In systems building, abstraction and avoiding the performance penalty of indirection seem to be two desiderata that are at odds with each other, and cannot be achieved both. One reason for the famed code complexity of relational database systems is that we are traditionally unwilling to sacrifice performance for programmability. Optimizing compilers should enable us to achieve both desiderata. The powerful abstraction and composition features of modern high-level programming languages can improve productivity beyond current standards in data management systems development. Ideally, a compiler would eliminate all inefficiencies and indirections. We do not trust compilers to do this well enough yet, though. Currently we are right in this assessment, but the situation is changing. I describe a number of developments in the compilers space, including extensible compilers as libraries, staging compilers, and frameworks for easily building optimizing compilers for domain-specific languages (DSLs).

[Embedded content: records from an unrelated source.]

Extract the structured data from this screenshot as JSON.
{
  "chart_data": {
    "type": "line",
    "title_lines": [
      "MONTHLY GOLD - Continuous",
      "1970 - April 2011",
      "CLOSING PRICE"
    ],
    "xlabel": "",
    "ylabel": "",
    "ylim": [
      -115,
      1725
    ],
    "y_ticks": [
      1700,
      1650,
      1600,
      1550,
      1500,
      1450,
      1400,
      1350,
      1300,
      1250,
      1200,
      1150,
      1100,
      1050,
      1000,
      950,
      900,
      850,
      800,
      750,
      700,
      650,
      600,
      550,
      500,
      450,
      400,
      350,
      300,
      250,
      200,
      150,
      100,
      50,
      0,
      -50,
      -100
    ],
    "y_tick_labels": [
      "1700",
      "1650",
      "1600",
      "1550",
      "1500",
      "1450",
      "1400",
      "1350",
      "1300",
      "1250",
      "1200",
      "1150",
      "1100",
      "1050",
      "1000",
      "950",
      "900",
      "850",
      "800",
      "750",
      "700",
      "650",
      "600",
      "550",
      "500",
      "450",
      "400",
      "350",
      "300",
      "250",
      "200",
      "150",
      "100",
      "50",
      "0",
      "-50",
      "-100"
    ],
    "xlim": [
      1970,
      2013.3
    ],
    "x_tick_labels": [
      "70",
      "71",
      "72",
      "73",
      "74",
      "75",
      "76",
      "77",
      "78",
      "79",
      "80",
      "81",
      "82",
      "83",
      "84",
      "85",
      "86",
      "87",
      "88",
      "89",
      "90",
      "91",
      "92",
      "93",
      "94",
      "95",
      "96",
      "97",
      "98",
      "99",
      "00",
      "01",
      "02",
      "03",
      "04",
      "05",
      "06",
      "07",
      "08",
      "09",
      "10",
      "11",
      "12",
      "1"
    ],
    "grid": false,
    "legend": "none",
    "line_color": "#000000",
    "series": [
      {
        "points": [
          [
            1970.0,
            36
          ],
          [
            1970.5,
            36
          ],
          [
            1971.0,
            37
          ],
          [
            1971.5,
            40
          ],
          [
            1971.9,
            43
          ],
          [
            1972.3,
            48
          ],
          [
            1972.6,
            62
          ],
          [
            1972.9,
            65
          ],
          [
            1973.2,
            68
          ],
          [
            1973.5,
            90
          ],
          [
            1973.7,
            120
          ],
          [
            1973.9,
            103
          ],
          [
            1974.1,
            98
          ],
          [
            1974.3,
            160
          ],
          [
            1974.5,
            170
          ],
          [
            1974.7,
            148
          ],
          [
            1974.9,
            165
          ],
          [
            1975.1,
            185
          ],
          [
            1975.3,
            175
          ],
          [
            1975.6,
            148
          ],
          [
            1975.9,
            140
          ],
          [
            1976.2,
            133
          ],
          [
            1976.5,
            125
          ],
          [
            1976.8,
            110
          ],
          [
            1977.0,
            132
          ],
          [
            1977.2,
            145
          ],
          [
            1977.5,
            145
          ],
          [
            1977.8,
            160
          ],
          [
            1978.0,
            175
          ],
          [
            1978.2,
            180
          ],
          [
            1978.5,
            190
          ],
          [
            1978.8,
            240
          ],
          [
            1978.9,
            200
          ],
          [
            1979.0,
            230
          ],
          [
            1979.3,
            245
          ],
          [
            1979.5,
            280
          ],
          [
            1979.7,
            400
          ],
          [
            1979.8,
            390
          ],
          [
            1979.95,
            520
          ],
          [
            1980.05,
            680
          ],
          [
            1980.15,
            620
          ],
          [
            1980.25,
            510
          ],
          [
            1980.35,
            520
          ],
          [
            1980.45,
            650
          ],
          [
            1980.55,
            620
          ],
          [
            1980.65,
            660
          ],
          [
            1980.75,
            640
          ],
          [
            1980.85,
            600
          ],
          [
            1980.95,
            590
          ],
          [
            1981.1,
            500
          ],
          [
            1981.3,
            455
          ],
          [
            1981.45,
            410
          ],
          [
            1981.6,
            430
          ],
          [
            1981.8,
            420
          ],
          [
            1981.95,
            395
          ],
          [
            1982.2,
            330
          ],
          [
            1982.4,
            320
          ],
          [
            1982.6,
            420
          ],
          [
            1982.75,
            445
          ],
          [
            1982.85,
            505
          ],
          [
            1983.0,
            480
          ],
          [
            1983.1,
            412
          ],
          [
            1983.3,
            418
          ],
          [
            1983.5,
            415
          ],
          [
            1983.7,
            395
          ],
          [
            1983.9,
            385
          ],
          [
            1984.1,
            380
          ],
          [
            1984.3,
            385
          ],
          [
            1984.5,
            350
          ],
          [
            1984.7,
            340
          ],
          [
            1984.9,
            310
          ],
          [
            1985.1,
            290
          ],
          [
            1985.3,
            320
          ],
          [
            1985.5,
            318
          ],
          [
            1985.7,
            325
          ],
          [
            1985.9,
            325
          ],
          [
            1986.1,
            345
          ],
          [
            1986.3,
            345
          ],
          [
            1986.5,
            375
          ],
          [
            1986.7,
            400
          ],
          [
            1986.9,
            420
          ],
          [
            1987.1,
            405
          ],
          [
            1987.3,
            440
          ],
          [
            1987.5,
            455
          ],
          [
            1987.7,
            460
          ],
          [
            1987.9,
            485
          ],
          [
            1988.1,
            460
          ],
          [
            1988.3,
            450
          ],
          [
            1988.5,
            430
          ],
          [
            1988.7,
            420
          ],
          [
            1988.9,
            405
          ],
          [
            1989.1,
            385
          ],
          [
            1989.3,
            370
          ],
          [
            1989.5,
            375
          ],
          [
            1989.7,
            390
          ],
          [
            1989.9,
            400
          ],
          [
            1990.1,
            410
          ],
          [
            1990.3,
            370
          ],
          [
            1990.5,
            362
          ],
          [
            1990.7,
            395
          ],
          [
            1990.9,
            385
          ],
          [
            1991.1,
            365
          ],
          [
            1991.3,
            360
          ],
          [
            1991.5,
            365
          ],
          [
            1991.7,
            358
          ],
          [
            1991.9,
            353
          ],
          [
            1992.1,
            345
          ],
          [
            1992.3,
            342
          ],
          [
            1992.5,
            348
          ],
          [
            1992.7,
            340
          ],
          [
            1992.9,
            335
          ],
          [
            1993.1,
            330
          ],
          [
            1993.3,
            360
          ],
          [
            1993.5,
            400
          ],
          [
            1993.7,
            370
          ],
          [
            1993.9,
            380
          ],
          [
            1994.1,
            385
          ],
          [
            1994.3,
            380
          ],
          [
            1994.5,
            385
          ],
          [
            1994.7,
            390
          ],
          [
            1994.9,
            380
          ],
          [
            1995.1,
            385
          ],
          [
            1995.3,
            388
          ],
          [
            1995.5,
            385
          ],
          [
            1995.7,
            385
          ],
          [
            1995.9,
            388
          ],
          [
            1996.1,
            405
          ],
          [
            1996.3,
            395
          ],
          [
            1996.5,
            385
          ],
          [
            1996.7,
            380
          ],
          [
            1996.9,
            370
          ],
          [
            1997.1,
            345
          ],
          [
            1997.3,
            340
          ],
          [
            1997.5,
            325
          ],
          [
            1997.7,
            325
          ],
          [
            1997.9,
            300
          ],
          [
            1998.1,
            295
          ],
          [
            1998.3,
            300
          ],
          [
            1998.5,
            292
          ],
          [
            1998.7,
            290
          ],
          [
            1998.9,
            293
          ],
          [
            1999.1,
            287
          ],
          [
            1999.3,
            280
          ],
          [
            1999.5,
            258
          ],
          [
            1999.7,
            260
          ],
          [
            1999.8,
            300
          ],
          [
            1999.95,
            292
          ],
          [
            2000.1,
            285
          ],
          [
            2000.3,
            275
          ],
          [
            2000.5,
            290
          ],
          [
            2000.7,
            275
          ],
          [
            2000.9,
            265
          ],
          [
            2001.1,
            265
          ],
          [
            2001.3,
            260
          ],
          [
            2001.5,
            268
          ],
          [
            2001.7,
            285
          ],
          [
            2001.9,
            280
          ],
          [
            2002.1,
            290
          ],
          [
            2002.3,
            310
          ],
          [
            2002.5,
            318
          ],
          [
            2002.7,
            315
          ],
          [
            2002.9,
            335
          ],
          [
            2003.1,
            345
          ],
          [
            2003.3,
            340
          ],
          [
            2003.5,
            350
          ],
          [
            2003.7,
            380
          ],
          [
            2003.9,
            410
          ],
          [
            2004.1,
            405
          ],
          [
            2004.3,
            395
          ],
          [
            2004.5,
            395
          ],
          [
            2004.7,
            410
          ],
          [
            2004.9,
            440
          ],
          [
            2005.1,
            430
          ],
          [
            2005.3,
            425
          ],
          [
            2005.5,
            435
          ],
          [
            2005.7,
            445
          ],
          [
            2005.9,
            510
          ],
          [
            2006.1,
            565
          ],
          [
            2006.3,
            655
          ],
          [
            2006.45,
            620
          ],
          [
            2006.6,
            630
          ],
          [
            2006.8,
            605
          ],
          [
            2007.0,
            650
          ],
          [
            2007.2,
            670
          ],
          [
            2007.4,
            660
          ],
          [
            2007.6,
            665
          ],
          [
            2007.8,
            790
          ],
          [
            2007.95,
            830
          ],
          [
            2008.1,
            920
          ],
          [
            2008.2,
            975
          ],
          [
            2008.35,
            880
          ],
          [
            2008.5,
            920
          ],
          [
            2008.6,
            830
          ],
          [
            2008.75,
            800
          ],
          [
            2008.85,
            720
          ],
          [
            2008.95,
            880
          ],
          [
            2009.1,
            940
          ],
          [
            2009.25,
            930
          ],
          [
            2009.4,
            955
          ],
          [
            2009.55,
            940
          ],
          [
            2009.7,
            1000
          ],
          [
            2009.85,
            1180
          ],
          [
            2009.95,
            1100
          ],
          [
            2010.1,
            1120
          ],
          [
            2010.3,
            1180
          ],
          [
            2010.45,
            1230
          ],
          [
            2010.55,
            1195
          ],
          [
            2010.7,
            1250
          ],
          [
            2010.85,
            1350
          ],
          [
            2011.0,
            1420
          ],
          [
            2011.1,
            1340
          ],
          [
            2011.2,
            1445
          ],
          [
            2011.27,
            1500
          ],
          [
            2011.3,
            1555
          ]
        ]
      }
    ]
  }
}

I describe our own experiences with using and extending these latest-generation compilers for data management systems. I look at this both from the angle of analytics and OLTP systems; both from the viewpoint of secondary-storage and main-memory databases. I give experimental results, some of them preliminary, some mature.

Another benefit of leveraging abstraction, creating clean building blocks, and assembling those into systems is that assembly can frequently be performed automatically. In a CIDR talk earlier this year I proposed to do this for out-of-core algorithms. In that domain, fundamental algorithmic knowledge is orthogonal to data locality principles and assumptions about the system, most importantly the structure of memory hierarchy and storage devices. We have studied this problem, and did not just identify and formalize these building blocks but also built a system, Legorithmics, that automatically synthesizes out-of-core algorithms from these blocks. I will describe our recent work in a number of further contexts where program synthesis can help in systems construction, such as synthesis of concurrency control algorithms and even the synthesis of entire systems in-the-large. This work differs from most traditional research in program synthesis. We are helped by the fact that we work in a limited domain (such as out-of-core algorithms, rather than general programs), by our freedom to start from specifications in DSLs of a level of abstraction and granularity of our choosing to serve our needs and enable a synthesizer to be successful. There seems to be much potential in domain-specific program synthesis. Because of our longstanding experience with DSL design, our research community can make an important contribution in this space.



Speaker's Bio:

Christoph Koch is a professor of Computer Science at EPFL, specializing in data management. Until 2010, he was an Associate Professor in the Department of Computer Science at Cornell University. Previously to this, from 2005 to 2007, he was an Associate Professor of Computer Science at Saarland University. Earlier, he obtained his PhD in Artificial Intelligence from TU Vienna and CERN (2001), was a postdoctoral researcher at TU Vienna and the University of Edinburgh (2001-2003), and an assistant professor at TU Vienna (2003-2005). He obtained his Habilitation degree in 2004. He has won Best Paper Awards at PODS 2002, ICALP 2005, and SIGMOD 2011, an Outrageous Ideas and Vision Paper Award at CIDR 2013, a Google Research Award (in 2009), and an ERC Grant (in 2011). He is a PI of the Billion-Euro EU FET Flagship Human Brain Project. He (co-)chaired the program committees of DBPL 2005, WebDB 2008, and ICDE 2011, and was PC vice-chair of ICDE 2008 and ICDE 2009. He has served on the editorial board of ACM Transactions on Internet Technology as well as in numerous program committees. He currently serves as PC co-chair of VLDB 2013 and Editor-in-Chief of PVLDB.